Eğer, kâinata felsefe ehli nazarıyla bakılsa; sınırsız, ihtiyaçları olan zayıflıklar ve acizlikler içindeki hayat sahibi varlıkların, insana hüzünlü bir tabloyu sergilediği, insana feryad ettiren bir tablo sunduğu belirtilmektedir. Şu halde kâinatta cereyan eden şefkat kanununu nasıl okuyabiliriz?
Esasen kâinattaki bütün canlılar, derin bir şefkatle ve yüksek bir merhametle ikramlarla muamele görmektedir; hal lisanıyla ve samimane bir şekilde ettikleri duâlarına rahimane bir şekilde cevap verilmektedir. Binaenaleyh kendini tanıttırmak ve sevdirmek isteyen zatın, bu fiillerinin arkasında görülen bu lezzetlendirme ve nimetlendirme ikramları, gayet büyük bir şefkatin ve merhametin varlığını ispat etmektedir.
Meselâ, bir çeşit rızık isteyen ağaçlar güçsüz ve ihtiyarsız olduklarından, onlar tevekkül eden bir hal üzere dururlarken rızıkların onlara koşup gelmesi ve âciz yavruların nafakaları, hayret bırakan bir şekilde tulumbacıklardan ağızlara akması, hem o yavrulara annelerin şefkatlerinin yardımcı olarak verilmesi göstermektedir ki, Rezzak ve Rahman olan bir zat bu rızıkları onlara temin etmektedir.
‘Yeryüzünde yürüyen ve kendi rızkını yüklenemeyen nice canlının ve sizin rızkınızı Allah verir’1 âyeti göstermektedir ki, Rahman, Rahim olan Cenâb-ı Hak, rızkını kendisi sağlayamayan, âciz ve güçsüz olan canlılara, yavrulara rızıklarını umulmadık yerlerden vermektedir ve bütün hayvanlara her baharda âdeta gaybtan gönderdiği rızıklarla vaadini yerine getirmektedir. Kur’ân âyetlerinde esbabperest insanlara dahi, esbab perdesi altında yine O’nun rızıklandırmasıyla rızıklarının verildiği ilân edilmektedir.
Evet, kâinatın tek bir sayfası olan bahara bakıldığında, rahmet eserleri okunabilmektedir.

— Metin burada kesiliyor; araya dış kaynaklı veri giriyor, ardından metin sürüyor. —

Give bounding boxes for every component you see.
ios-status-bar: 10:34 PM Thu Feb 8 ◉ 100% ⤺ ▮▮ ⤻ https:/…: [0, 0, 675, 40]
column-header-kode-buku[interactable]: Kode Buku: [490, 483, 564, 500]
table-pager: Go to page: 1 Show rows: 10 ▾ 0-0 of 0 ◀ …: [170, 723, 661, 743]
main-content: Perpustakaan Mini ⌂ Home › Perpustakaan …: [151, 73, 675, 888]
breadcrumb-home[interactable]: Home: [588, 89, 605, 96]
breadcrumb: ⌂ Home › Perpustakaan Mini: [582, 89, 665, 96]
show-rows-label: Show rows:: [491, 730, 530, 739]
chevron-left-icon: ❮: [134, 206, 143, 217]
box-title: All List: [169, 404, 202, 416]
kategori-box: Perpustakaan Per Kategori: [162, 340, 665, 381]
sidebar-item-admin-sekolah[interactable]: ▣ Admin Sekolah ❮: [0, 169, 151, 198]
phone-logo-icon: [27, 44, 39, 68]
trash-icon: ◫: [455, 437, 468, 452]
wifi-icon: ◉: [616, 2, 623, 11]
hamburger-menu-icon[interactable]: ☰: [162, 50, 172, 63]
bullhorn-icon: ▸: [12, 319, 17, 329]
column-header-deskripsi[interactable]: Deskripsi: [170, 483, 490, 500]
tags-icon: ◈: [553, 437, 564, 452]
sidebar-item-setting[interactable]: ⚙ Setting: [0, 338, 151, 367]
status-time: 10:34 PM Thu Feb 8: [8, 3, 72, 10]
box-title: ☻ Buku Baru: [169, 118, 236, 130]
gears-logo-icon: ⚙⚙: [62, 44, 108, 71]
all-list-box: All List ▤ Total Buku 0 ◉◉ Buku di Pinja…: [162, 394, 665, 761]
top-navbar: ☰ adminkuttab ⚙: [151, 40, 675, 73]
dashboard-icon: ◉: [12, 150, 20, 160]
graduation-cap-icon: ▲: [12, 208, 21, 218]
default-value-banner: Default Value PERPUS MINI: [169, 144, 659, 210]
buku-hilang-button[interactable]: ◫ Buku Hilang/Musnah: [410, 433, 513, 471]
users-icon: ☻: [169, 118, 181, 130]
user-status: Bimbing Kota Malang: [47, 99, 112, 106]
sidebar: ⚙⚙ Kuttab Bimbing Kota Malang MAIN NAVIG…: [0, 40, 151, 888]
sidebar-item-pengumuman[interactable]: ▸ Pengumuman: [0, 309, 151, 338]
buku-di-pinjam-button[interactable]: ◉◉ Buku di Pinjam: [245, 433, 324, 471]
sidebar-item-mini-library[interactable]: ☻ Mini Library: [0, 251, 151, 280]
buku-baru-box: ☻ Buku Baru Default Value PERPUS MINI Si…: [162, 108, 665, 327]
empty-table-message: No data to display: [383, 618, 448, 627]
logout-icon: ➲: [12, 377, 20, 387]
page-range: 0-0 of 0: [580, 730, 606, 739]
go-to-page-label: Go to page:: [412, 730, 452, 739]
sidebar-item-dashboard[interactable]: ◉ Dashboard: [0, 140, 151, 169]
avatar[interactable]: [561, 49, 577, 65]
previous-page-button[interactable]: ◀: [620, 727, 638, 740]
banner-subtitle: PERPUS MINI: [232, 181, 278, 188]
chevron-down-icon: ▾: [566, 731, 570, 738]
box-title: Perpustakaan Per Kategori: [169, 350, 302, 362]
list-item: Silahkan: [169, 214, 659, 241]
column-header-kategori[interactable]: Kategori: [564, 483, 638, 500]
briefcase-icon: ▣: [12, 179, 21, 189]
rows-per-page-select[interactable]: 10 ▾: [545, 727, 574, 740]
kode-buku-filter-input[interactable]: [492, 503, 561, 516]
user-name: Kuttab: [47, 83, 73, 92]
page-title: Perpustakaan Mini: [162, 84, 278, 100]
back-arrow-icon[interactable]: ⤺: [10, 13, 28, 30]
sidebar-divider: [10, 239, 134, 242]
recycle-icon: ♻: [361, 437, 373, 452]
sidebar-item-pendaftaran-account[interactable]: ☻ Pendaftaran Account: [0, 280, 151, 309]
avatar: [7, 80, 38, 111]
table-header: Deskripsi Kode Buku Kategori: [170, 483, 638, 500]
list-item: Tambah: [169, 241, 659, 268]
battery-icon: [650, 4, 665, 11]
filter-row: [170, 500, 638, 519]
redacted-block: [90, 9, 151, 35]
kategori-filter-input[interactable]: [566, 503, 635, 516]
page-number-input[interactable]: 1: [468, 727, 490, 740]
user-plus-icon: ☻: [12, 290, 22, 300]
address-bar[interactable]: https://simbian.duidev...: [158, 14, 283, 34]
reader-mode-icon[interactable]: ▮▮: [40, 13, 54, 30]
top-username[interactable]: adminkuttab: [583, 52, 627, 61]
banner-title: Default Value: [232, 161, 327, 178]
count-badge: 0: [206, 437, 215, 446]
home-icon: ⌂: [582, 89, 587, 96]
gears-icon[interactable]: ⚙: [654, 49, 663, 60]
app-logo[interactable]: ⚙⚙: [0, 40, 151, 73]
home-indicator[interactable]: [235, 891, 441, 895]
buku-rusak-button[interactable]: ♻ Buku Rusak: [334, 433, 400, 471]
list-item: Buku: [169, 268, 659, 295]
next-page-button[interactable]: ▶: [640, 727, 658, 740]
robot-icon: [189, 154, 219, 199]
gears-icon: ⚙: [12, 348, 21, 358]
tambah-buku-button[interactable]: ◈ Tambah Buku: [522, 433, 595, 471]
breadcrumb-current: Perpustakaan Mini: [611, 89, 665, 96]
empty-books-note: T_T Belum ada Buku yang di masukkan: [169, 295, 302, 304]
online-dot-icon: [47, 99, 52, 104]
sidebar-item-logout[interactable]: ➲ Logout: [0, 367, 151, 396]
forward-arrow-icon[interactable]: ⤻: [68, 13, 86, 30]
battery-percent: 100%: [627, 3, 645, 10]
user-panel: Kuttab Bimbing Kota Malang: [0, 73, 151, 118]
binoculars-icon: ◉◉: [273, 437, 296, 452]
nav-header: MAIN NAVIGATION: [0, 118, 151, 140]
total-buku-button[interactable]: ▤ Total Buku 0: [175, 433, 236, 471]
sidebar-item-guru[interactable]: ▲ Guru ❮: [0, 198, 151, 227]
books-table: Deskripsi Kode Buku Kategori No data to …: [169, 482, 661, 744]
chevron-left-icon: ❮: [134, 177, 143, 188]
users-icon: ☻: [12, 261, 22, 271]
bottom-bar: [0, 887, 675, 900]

Öyle ki, hadsiz ve pek çok çeşitlerde lezzetli, tatlı rızıklar; hiçten, kuru topraktan ve kemik gibi köklerden çıkarılmakta ve çekirdeklerden, su katrelerinden yetiştirilmektedir. Her baharda, gaybi bir hazineden gelen yüz bin çeşit yiyecekler ve lâzım olan maddeler intizamlı bir şekilde, hayat sahiplerine gönderilmektedir. Ve özellikle erzak paketleri içinde yavrulara gönderilen süt konservelerinin bulunması, çok büyük bir şefkat, merhamet ve hikmet içinde yaratıldıklarını anlatmaktadır ve bu, apaçık bir şekilde bir Rahman-ı Rahîm’in gâyet şefkatli ve terbiye edecek bir surette rahmet cilvelerinin olduğunu ve ikramlarının bulunduğunu ispat etmektedir.2 Ayrıca insanın bu âlemdeki duâlarına nihayetsiz rahmetle cevap verildiği gibi ahiret âlemleri ile ilgili emellerine de rahimiyetle cevap verilmektedir. Nitekim ebedî saadetleri arzulayan mü’min kullara Cennet müjdelenmektedir.
Dipnotlar: 1- Ankebut Sûresi, 60. 2- Bediüzzaman Said Nursî, Şuâlar, Yeni Asya Neşriyat.